Georgetown Hosts Complementary and Integrative Medicine Conference

Posted in GUMC Stories

With more than a third of all adults using some form of complementary and alternative medicine (CAM), the need to standardize and integrate CAM into conventional medical and other health professions education continues to be steady call among educators in the field. To that end, more than 300 professionals in the field of complementary healthcare and integrative medicine (including 40 from outside the United States) gathered in October at the Georgetown University Conference Center for the 2012 International Congress for Educators in Complementary and Integrative Medicine.

Teaching complementary and alternative medicine to future health care providers is partly driven by consumers looking for a new approach to treating illnesses, chronic diseases and other maladies. More that 38 percent of all American adults use CAM while 12 percent of U.S. children under age 17 also use some form of CAM, according to the 2007 National Health Interview Survey, the most recent national statistics gathered.

Still, integrating CAM education into traditional or conventional medical colleges has had significant challenges and was a primary topic at the three-day conference. Dozens of sessions offered participants an opportunity to share best practices in the development, implementation, evaluation, and dissemination of curricula and teaching methods for CAM while strengthening existing partnerships and developing new collaborations.
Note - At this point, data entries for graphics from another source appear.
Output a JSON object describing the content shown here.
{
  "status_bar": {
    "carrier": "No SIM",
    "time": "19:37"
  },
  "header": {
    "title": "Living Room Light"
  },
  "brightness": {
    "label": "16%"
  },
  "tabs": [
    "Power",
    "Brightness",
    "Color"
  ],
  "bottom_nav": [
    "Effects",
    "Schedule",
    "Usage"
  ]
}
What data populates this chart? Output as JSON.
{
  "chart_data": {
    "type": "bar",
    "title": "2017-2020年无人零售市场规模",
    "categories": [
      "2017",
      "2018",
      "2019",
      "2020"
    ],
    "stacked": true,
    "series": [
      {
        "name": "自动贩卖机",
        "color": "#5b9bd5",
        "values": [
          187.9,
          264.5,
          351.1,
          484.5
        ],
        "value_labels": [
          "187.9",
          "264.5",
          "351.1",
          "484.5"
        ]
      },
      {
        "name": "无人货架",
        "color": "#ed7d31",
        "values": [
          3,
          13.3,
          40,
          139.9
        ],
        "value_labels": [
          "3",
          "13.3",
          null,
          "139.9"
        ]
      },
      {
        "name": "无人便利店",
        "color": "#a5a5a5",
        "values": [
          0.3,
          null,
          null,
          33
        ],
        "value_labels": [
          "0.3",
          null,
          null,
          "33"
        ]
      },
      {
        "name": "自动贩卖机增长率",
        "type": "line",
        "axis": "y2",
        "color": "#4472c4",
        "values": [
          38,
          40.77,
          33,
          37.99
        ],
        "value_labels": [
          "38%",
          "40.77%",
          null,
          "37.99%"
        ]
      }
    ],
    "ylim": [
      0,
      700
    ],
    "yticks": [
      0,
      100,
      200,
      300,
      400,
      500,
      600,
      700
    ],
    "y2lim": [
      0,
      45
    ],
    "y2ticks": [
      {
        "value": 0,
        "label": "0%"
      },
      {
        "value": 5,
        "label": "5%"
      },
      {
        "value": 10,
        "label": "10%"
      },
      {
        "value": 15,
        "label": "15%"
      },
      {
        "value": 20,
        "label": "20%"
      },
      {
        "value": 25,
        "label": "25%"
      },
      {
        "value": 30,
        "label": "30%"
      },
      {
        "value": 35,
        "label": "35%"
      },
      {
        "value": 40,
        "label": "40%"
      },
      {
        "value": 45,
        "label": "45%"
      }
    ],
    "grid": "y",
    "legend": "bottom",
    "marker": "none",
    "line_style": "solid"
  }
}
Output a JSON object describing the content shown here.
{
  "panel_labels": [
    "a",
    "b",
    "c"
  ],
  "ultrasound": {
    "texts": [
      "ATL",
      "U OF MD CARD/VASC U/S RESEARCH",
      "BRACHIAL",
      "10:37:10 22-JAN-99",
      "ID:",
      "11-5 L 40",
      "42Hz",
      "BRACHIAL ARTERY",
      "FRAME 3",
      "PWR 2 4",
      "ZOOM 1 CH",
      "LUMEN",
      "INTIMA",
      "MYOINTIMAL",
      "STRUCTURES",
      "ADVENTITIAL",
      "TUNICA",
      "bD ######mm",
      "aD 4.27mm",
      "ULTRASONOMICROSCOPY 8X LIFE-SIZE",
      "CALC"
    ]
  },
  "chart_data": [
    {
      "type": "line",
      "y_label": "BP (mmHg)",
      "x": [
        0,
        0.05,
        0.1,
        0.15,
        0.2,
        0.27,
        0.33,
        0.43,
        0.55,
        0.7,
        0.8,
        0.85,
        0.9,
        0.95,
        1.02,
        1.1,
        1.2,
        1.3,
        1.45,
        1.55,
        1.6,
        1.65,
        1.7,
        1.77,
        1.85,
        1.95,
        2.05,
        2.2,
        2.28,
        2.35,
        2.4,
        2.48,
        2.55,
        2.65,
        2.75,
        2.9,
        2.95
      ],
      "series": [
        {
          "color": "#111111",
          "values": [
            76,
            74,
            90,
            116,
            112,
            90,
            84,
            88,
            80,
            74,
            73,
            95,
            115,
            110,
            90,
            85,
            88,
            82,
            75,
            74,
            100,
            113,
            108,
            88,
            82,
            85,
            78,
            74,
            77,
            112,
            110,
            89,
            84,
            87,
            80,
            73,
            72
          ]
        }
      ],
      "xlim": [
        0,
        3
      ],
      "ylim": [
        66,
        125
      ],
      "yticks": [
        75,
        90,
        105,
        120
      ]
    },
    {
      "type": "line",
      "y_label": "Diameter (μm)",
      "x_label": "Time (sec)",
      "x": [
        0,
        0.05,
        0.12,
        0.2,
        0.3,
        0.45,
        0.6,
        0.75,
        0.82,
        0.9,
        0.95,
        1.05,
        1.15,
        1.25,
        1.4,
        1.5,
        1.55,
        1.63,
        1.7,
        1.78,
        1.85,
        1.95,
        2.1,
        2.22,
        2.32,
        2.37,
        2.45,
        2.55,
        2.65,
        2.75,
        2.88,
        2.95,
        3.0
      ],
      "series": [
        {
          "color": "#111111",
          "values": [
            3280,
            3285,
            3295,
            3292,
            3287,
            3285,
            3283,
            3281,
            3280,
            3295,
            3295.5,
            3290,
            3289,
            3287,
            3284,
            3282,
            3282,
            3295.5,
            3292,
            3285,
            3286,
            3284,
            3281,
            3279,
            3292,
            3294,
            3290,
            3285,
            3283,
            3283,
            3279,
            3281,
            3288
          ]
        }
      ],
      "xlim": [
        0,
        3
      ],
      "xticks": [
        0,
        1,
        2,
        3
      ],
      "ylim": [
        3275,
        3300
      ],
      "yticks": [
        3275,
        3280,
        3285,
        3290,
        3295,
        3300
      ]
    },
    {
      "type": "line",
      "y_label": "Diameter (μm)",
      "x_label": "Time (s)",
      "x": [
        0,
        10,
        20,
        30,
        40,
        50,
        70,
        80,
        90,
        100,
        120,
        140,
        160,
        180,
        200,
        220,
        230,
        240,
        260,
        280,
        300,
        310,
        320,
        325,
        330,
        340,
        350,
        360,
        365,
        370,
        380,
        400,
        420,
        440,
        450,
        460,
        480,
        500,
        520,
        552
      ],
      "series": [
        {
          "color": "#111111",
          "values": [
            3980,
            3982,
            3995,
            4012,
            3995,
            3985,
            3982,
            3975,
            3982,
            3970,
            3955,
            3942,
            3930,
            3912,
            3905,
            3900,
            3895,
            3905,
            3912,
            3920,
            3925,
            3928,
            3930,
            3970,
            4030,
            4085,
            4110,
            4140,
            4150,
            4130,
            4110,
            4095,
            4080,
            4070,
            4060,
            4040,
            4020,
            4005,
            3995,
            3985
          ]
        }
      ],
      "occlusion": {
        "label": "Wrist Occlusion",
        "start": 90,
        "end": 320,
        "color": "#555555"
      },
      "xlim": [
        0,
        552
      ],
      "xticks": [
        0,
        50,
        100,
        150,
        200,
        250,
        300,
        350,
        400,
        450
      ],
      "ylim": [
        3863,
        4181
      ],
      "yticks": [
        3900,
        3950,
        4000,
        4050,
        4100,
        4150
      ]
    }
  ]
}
Notably, the conference comes 10 years after Georgetown University School of Medicine became the country’s first medical school to offer a master’s degree program in complementary and alternative medicine.
Stephen Ray Mitchell, M.D., dean for medical education at Georgetown’s School of Medicine, told conference attendees that the integration of CAM, especially mind-body medicine, into the Georgetown curriculum was significant.

“It changed the fabric of this school,” he said.

Mitchell told the gathering that today, 40 percent of the medical students at Georgetown take electives in mind-body medicine that extends across all four years of education.

“I’m so pleased to be part of both consortia in cosponsoring this [conference]. It’s a wonderful critical mass of people, and you’re changing American academic medicine. We’re very proud,” he concluded.

Aviad Haramati, Ph.D., a professor of physiology and co-founder of the CAM program at Georgetown, served as chair for the conference’s planning committee. He said the conference was organized, in part, because the research conferences where most attendees usually meet, weren’t adequate venues for discussing educational goals. His vision was to create a separate meeting to drill down on issues related to educating tomorrow’s conventional health professionals who have an awareness and knowledge about CAM to better advise their patients, and tomorrow’s CAM practitioners who have an understanding of science and evidence.

It is that kind of vision that distinguishes Haramati as a recognized leader in the field of CAM education.

During the conference, the chair of the Consortium of Academic Health Centers for Integrative Medicine (CAHCIM), Ben Kligler, M.D., announced that Haramati had been selected to receive the organization’s first Distinguished Service Award. CAHCIM was a co-sponsor of the conference along with the Academic Consortium for Complementary and Alternative Health Care (ACCAHC) and Georgetown’s School of Medicine.

ACCAHC chair Elizabeth Goldblatt, Ph.D., M.B.A./H.A., also acknowledged Haramati, thanking him for his “leadership, vision and ongoing commitment to creating dialogue and collaboration.”

During the conference, speakers addressed topics such as better integration of CAM into existing medical training and supporting clinical training using evidence-based strategies, educating future health professionals to become research literate, and strategies for interprofessional training and collaboration involving nurses, physicians and a variety of other health professionals in transforming the health care system.

At the end of the last day of the conference, Georgetown adjunct faculty member Martha Menard, Ph.D., C.M.T., who helped organize the conference, shared her closing thoughts with the audience about the previous three days.

“The collegiality, the openness, the many, many conversations and collegial interactions that I have experienced and observed in the last 3 days are just remarkable.”

The conference was supported in part by a grant from the National Institutes of Health (NIH grant: 1R13 AT007745-01).